The CJR implements the proposed model in 791 hospitals physically located in any of the 67 Metropolitan Statistical Areas (“MSAs”) selected for participation. (MSAs are counties associated with a core urban area that has a population of at least 50,000.)
These hospitals are required to participate in the BPCI for the knee or hip replacement. The Hospitals will be held financially accountable for the quality and costs of care from the time of the surgery through the 90 days after discharge), through the use of a retrospective bundled payment. The hospital may be eligible to receive an incentive payment from CMS if the total aggregate cost for all Episodes is below the aggregate target price, or may owe CMS if the total aggregate cost for all Episodes is above the aggregate target price. During the initial year, the Hospitals will not be responsible for costs in excess of the bundled payment but that responsibility will begin in the second year but the incentive payments will be available during the initial year.
The Proposed Rule generated nearly 400 comments from the public. Many comments criticized the proposed start date of Jan. 1, 2016; the lack of formal waivers for fraud and abuse authorities; and the lack of any risk-adjustment methodology. While the start date was delayed, CMS emphasized in the final rule that avoiding the selection bias inherent to any voluntary model is a central purpose of CJR, so capturing hospitals in various states of preparation for a bundled payment program is an integral purpose of the model. No waivers of any fraud and abuse authorities are being issued in the Final Rule. Rather, CMS and OIG will jointly issue a notice regarding the waiver of certain fraud and abuse laws for purposes of testing this model. The notice will be published on the CMS and OIG websites.

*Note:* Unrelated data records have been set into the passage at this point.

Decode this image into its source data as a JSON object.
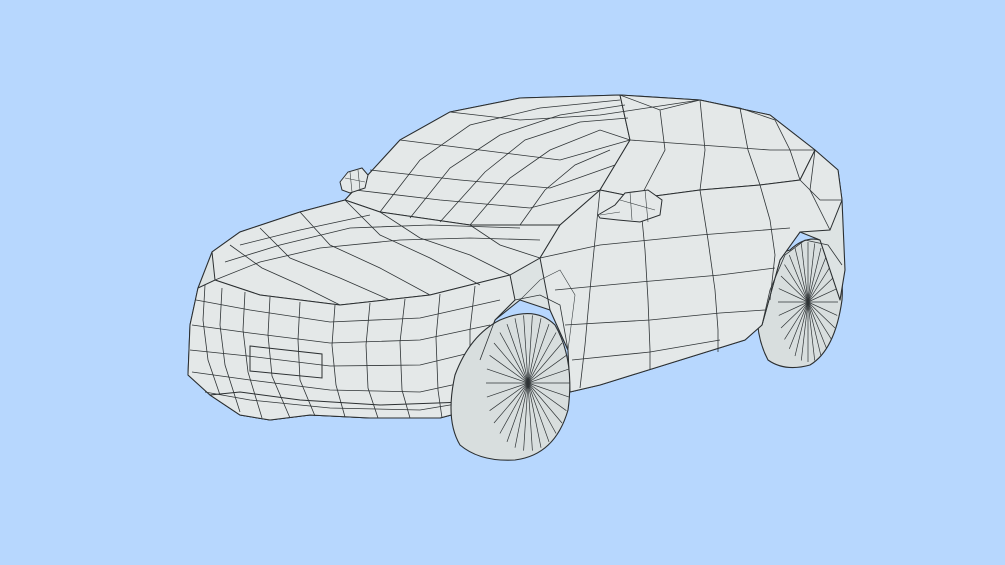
{
  "viewport": {
    "background_color": "#b7d7fe",
    "model_surface_color": "#dde3e3",
    "wireframe_color": "#2b2f31",
    "model": "car-wireframe"
  }
}
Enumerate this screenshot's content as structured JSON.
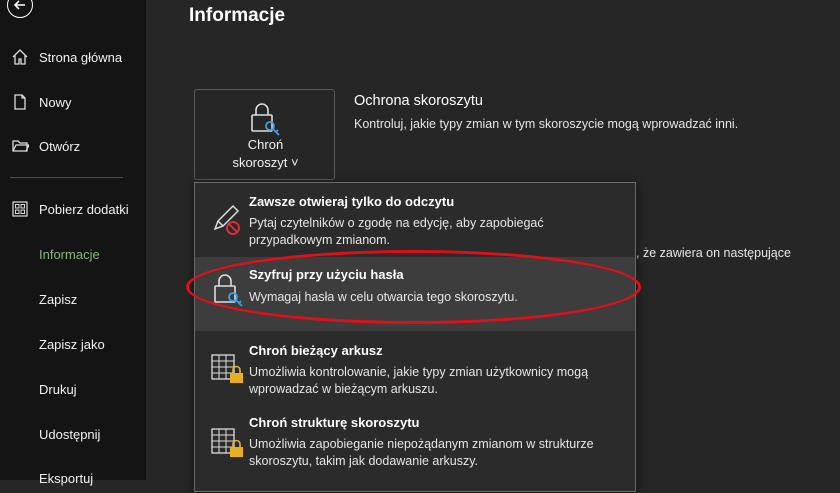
{
  "sidebar": {
    "items": [
      {
        "label": "Strona główna",
        "icon": "home-icon"
      },
      {
        "label": "Nowy",
        "icon": "new-document-icon"
      },
      {
        "label": "Otwórz",
        "icon": "open-folder-icon"
      },
      {
        "label": "Pobierz dodatki",
        "icon": "addins-grid-icon"
      },
      {
        "label": "Informacje",
        "active": true
      },
      {
        "label": "Zapisz"
      },
      {
        "label": "Zapisz jako"
      },
      {
        "label": "Drukuj"
      },
      {
        "label": "Udostępnij"
      },
      {
        "label": "Eksportuj"
      }
    ]
  },
  "main": {
    "title": "Informacje",
    "protect_button": {
      "line1": "Chroń",
      "line2": "skoroszyt ˅"
    },
    "section_title": "Ochrona skoroszytu",
    "section_desc": "Kontroluj, jakie typy zmian w tym skoroszycie mogą wprowadzać inni.",
    "partial_text": ", że zawiera on następujące"
  },
  "menu": {
    "items": [
      {
        "title": "Zawsze otwieraj tylko do odczytu",
        "desc": "Pytaj czytelników o zgodę na edycję, aby zapobiegać przypadkowym zmianom.",
        "icon": "read-only-pencil-icon"
      },
      {
        "title": "Szyfruj przy użyciu hasła",
        "desc": "Wymagaj hasła w celu otwarcia tego skoroszytu.",
        "icon": "lock-key-icon",
        "highlighted": true
      },
      {
        "title": "Chroń bieżący arkusz",
        "desc": "Umożliwia kontrolowanie, jakie typy zmian użytkownicy mogą wprowadzać w bieżącym arkuszu.",
        "icon": "sheet-lock-icon"
      },
      {
        "title": "Chroń strukturę skoroszytu",
        "desc": "Umożliwia zapobieganie niepożądanym zmianom w strukturze skoroszytu, takim jak dodawanie arkuszy.",
        "icon": "workbook-structure-lock-icon"
      }
    ]
  },
  "colors": {
    "accent_green": "#86b67a",
    "highlight_ellipse": "#e0101a"
  }
}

In CMS’s press release, Patrick Conway, M.D., CMS’ principal deputy administrator and chief medical officer stated that “This model is about improving patient care. Patients want high quality, coordinated care – not just for a day, but for an entire episode of care. Hospitals, physicians, and other providers who work together can be successful and improve care for patients in this model, and CMS will help providers succeed.”
Participant hospitals are encouraged to enter into certain financial arrangements with other providers in an Episode to encourage reductions in cost and increases in quality, and to share in both the downside risk and upside gain of CJR. The waivers will facilitate these arrangements and will apply to: (1) distribution of gainsharing payments in CJR; (2) distribution of such payments from a group practice after payment by the hospital; and (3) certain patient engagement incentives made to beneficiaries, all where certain conditions are met in their entirety.
The model’s goal is to give hospitals a financial incentive to work with physicians, home health agencies, skilled nursing facilities, and other providers to ensure that Medicare beneficiaries get the coordinated care. CMS believes that the CJR can help minimize confusion and in some cases, eliminate multiple care plans and instructions for beneficiaries that conflict and can lead to re-hospitalizations and complications.
If CMS continues with this paradigm shift, it will cause even more consolidation opportunities among hospitals, physicians and long term care providers. It will also force these providers to create integrated health care delivery systems (“IDSs”) that can handle all the various types of care needed by a patient in connection with a specific health care procedure or an episode of care. An attorney can help providers navigate the many unique challenges and loss exposures associated with IDSs.